Because I enjoy watching many competitive sports both live and on television, I was excited to have had the opportunity to walk around the Algonquin Golf Course and follow some of the top amateur players competing in The Barrett Amateur, sponsored by the Barretts of Woodstock. Many of the players knew each other, but many did not. Even so, when a player hit a good shot, he was acknowledged by his fellow opponents. This sort of sportsmanship is also evident on the tennis court at Wimbledon or the U.S. Open. Learning this behavior at an early age is important in building character and shows a well-developed sense of self-confidence and respect for others.
In business, praise is an important way for employers to develop productive workers. Positive reinforcement has never done any harm. People like doing business with, or working for, people they like. Affirming the work someone is doing goes a long way in having them like you. It makes it far easier to give constructive criticism when necessary as well. Praise is validation. Validation is one thing that people like more than anything.
But every coin has two sides. There is something known as a backhanded or left-handed compliment. This is also known as “damning with faint praise” and linguistically is known as an asteism. By definition, this means polite irony or a genteel and ingenious manner of deriding another. Examples include referring to someone as “pleasant enough” or to a work of art as “interesting.”

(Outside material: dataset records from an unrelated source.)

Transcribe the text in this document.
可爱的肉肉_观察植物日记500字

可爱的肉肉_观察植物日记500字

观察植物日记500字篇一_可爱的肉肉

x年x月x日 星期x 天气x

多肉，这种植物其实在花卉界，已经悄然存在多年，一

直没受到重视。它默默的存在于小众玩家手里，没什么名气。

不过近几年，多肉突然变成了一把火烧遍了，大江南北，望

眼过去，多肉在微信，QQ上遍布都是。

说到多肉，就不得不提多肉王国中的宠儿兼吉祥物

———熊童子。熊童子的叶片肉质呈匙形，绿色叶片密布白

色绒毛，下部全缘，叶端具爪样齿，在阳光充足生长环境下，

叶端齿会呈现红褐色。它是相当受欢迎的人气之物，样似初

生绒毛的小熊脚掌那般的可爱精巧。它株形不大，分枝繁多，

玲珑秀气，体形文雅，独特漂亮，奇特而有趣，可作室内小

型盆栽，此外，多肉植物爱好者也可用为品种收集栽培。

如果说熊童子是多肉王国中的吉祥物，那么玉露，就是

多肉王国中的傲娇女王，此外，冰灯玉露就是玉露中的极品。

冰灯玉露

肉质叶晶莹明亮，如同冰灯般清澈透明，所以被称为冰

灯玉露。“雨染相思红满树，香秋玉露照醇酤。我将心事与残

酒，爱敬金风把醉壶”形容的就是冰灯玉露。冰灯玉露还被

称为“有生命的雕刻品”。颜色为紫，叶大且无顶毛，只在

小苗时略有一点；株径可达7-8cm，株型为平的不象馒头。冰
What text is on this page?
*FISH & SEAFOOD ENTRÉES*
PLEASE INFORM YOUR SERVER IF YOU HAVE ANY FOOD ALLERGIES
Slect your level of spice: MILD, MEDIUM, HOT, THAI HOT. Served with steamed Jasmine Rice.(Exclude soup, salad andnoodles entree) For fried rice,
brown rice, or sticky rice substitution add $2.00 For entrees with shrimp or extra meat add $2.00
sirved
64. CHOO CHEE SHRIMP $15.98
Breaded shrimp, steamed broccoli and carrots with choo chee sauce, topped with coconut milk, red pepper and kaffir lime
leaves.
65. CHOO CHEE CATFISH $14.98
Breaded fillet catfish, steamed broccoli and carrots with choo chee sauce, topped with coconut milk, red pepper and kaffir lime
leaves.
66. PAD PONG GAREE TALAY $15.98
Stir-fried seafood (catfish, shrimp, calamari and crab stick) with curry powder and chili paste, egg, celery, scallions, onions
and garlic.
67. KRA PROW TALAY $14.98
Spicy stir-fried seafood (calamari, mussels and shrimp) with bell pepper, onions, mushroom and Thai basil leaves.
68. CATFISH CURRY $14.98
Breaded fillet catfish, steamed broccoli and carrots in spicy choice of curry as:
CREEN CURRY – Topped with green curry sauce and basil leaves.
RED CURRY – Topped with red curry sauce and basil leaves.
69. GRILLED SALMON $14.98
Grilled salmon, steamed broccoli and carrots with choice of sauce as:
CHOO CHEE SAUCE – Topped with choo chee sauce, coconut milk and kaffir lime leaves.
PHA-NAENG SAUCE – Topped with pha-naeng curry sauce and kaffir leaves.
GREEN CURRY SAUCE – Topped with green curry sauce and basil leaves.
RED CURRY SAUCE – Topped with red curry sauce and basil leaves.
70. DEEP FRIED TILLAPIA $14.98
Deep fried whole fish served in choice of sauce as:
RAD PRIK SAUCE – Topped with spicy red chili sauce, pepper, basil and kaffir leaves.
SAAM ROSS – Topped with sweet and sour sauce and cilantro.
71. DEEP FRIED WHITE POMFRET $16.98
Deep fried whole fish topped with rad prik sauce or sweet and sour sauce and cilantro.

Another part of the flip side is giving false praise. This can be confusing to the recipient. For example, telling someone they’ve done a good job when they haven’t. This might be an attempt to build confidence in another person, but it reinforces poor behavior and habits. For those of us who have dogs, this is evident. It is important to keep things simple, clear and consistent when training a puppy. This is conveyed with tone of voice, the look in your eye and your body language. Dogs may be more sensitive to this because it is the way they communicate; however, we as humans also react to these signals.
Too often we say things we think are clever or amusing, but which are really insulting. This seems to happen most often and most successfully in the political arena. That’s to be expected there. But it is not appropriate in polite society. We must be ever mindful of what we say.
So, to me, praise is an important way to communicate our positive feelings to another person. We should do it when it is appropriate and to seek out those opportunities. If we open our eyes to what is happening around us, we will find plenty of chances to pat someone on the back, or even give them a leg up. By validating people when they have truly done something good, which in reality is probably quite often, it makes them feel better about themselves and about you.